Q. From your blog, I see that you are working on a project in Denmark. Can you explain a little bit more? Are you working on any other ones at the same time?
A. We are constantly working on 2-3-4 stories – on and off – and then we also do a lot of individual photographic assignments. We have workshops and loads of other things that we have to take care of all the time. At this moment I cannot tell you about the big story we are working on right now because we need to protect our sources. It’s a subject about a national matter but of international importance. It’s a story that Henrik and I are working on/off right now and I can’t say when it will be ready to show – it all depends on how things go over the next few months. Henrik is also doing post production on a story about Nollywood for NY based photographer Guy Calaf and I am busy finishing off an English version of a web documentary from Ethiopia that I shot with Brent in November 2009. Let’s just say that things are busy and hectic right now! But we enjoy it… and hopefully we will be doing a lot of exciting projects this year.

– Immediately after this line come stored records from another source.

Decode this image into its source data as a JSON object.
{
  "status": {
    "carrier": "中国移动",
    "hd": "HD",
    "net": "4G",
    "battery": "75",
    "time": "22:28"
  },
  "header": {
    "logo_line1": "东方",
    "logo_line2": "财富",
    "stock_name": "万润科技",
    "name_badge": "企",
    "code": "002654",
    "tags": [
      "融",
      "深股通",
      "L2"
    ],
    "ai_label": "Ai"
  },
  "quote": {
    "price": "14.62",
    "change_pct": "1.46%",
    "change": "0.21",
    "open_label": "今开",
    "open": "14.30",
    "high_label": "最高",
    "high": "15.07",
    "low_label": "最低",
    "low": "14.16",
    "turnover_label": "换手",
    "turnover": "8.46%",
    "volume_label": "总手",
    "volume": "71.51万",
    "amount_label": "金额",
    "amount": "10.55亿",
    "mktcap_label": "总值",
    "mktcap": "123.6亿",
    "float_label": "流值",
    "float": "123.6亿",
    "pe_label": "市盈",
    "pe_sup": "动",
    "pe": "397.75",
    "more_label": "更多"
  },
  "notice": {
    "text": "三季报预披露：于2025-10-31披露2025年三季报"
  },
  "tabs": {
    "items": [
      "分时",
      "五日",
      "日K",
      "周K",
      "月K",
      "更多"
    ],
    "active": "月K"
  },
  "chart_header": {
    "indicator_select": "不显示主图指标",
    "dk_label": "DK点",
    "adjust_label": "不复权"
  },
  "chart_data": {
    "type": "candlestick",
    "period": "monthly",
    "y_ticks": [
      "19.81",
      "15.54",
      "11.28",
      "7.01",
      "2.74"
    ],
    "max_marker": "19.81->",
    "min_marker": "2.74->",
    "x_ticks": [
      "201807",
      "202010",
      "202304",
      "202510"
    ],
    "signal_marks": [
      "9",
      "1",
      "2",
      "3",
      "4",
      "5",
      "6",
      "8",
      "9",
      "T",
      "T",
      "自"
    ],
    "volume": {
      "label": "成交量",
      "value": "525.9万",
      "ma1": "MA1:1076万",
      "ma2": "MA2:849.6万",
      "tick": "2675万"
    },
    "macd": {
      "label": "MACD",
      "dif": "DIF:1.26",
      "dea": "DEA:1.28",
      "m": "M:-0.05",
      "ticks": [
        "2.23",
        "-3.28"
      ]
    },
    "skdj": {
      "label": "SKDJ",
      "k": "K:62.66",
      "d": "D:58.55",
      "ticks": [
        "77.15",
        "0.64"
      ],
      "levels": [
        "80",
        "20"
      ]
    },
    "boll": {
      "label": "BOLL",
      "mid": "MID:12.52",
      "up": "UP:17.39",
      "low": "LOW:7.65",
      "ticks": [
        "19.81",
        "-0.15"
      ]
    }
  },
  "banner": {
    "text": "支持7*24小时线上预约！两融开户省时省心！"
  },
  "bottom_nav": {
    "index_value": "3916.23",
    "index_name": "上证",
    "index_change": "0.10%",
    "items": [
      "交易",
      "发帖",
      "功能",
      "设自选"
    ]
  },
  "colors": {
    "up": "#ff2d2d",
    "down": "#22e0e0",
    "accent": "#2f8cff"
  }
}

Q. What do you hope to achieve in 2010 and how do you feel Pelime might help facilitate this?
A. I hope that 2010 will be the year where BFC gets one more member and the year where we will be publishing a very important story for the public to see. Pelime seems like the right place to be for us – it’s a sphere of talented individuals who can collaborate and/or exchange ideas across multiple platforms. And I am very excited to see if this network of creative souls can lead to something. We can share ideas and who knows – we might even be able to use each other for various tasks and work.